Diese Vision mündete in eine gewaltige Investition, die die Zukunft einer ganzen Region bestimmen sollte. Eine entscheidende Strategie war dabei, die Baustoffe für das neue Werk direkt in der alten Zementfabrik Bernburg zu produzieren. Begünstigt wurde diese Entscheidung durch die reichen Vorkommen der Basisrohstoffe für Zement – Kalkstein und Tonerde – in unmittelbarer Nähe. Mit dieser Strategie wurde ein wichtiger Beitrag zum „Aufschwung Ost“ geleistet.

Der Übergang vom Alten zum Neuen erforderte auch einen Abschied. Während die alten Öfen ausgedient hatten und demontiert wurden, verringerte sich die Belegschaft zunächst auf ein Fünftel.
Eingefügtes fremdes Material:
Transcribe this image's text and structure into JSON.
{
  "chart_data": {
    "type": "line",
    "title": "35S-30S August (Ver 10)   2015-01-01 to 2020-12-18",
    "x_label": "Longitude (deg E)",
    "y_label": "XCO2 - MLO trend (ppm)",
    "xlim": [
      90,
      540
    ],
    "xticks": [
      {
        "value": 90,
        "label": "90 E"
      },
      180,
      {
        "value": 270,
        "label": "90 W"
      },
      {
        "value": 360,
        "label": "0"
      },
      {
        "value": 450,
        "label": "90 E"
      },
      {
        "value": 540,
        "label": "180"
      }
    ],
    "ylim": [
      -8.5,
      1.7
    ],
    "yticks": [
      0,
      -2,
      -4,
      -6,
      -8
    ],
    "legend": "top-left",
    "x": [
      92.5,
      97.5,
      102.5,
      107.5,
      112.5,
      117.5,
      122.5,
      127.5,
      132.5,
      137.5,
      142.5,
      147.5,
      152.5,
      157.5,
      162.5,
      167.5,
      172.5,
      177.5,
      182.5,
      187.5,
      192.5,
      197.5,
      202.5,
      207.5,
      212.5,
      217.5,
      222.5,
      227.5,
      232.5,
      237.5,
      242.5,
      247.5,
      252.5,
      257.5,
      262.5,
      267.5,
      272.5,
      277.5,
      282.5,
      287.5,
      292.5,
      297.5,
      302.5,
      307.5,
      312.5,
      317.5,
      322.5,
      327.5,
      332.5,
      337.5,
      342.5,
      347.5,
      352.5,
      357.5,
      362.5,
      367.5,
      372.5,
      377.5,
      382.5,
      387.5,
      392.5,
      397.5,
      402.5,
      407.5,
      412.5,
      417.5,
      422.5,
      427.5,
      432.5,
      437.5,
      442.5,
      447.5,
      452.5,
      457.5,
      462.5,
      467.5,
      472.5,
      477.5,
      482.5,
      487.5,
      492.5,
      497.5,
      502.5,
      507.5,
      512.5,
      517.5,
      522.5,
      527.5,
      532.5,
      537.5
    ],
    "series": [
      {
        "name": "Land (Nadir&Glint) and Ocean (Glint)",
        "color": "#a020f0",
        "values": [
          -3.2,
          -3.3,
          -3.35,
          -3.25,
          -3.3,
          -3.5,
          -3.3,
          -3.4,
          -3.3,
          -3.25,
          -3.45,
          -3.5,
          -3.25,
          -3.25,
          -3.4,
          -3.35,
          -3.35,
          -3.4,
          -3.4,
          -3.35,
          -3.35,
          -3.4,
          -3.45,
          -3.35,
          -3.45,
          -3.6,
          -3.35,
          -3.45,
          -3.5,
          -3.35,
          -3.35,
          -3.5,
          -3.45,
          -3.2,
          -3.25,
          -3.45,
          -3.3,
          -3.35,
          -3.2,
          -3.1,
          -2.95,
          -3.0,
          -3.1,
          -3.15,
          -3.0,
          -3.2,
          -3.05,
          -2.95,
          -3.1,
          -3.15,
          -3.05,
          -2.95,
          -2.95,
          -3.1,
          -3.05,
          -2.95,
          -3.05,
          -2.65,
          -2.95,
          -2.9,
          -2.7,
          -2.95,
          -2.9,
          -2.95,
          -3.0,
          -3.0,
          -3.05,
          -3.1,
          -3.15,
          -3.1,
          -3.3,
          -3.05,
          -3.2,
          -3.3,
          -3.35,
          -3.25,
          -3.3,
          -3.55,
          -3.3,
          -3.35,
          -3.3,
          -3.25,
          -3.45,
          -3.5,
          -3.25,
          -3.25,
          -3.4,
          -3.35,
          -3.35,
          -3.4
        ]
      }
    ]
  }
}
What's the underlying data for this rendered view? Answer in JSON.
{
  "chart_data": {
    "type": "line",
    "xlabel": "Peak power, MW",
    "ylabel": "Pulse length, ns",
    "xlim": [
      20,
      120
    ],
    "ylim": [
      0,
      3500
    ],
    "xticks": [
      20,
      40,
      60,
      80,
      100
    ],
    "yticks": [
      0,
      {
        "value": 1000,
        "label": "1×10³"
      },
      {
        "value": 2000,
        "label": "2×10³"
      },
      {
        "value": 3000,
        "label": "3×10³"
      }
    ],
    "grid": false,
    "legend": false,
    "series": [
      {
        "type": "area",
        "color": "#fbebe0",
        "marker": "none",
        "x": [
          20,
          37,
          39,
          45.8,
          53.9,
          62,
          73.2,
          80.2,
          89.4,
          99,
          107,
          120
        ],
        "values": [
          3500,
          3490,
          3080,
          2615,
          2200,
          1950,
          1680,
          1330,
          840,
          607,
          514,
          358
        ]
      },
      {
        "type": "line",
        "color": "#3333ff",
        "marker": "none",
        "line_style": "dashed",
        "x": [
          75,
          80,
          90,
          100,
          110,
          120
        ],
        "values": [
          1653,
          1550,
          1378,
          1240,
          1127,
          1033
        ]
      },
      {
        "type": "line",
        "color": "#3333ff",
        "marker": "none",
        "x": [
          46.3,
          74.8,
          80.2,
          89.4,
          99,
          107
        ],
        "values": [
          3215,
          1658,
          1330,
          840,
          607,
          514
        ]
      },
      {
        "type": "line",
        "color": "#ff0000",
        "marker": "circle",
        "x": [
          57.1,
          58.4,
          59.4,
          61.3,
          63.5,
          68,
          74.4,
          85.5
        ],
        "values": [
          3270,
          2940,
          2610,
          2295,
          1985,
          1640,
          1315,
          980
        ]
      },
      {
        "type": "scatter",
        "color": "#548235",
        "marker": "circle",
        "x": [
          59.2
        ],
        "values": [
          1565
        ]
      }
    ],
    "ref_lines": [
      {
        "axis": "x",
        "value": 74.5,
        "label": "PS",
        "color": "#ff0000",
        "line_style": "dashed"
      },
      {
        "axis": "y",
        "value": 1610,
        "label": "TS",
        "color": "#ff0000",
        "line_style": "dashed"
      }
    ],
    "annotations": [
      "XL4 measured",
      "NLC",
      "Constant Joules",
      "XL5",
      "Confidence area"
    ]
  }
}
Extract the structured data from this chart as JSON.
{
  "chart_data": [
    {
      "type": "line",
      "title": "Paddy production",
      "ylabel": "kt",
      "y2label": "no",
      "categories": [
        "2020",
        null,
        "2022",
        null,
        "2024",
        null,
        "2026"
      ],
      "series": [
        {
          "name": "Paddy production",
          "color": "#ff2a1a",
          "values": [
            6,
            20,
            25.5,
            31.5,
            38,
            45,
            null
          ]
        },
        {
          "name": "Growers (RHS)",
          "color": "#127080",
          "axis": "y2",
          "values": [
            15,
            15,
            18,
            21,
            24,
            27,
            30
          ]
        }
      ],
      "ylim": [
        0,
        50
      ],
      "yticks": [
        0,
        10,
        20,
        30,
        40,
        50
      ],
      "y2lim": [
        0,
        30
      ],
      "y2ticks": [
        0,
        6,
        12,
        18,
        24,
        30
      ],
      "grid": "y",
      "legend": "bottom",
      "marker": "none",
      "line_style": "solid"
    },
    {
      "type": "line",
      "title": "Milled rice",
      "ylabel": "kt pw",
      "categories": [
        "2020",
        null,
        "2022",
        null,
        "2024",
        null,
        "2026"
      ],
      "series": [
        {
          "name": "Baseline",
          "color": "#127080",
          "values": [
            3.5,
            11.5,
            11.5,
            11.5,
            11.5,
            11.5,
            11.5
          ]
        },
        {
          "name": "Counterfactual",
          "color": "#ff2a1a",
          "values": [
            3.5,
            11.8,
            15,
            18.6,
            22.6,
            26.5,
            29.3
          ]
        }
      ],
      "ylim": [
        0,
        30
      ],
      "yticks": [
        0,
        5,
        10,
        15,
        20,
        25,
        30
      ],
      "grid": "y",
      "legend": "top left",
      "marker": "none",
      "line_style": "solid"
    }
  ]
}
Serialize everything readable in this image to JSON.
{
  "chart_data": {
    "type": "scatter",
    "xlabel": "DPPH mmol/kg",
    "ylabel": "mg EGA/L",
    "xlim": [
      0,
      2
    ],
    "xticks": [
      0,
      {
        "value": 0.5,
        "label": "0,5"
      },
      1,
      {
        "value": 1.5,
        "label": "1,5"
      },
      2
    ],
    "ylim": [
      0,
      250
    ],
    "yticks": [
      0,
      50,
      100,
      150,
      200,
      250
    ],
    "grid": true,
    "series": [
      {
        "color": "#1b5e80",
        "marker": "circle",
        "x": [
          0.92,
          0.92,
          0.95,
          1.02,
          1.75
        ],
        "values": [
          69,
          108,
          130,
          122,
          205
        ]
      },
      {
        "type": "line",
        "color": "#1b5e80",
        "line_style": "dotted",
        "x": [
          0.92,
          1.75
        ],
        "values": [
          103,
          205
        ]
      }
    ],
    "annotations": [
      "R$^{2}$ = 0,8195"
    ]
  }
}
Doch Schwenk Zement gestaltete diesen Personalabbau sozialverträglich: Eine Vielzahl von Firmen, die auf der neuen Großbaustelle tätig wurden, waren verpflichtet, ihren Personalbedarf überwiegend aus freigesetzten Zementwerkern zu decken.

Was einst wie ein Labyrinth aus veralteten Anlagen erschien, hat sich zu einem hochmodernen Industriekomplex entwickelt. Türme und Silos stehen heute vor der Vollendung. Die gewaltigen Bauelemente des Bernburger Werkes wurden aus dem Stoff hergestellt, den das fertige Werk in Zukunft selbst produzieren sollte: Zement. Mit modernster Technik werden Materialproben analysiert, und diese Produktionskontrolle garantiert „höchste Qualitätsansprüche“ als Endergebnis.

Die Vision von Dr. Eberhard Schleicher ist Wirklichkeit geworden. Das neue Zementwerk Bernburg markiert ein neues Kapitel in der Firmen- und Familiengeschichte von Schwenk, in der es „immer darauf ankam, was man daraus machte“. Es steht als leuchtendes Beispiel für gelungene Transformation und nachhaltige Investition im Rahmen des ostdeutschen Aufschwungs.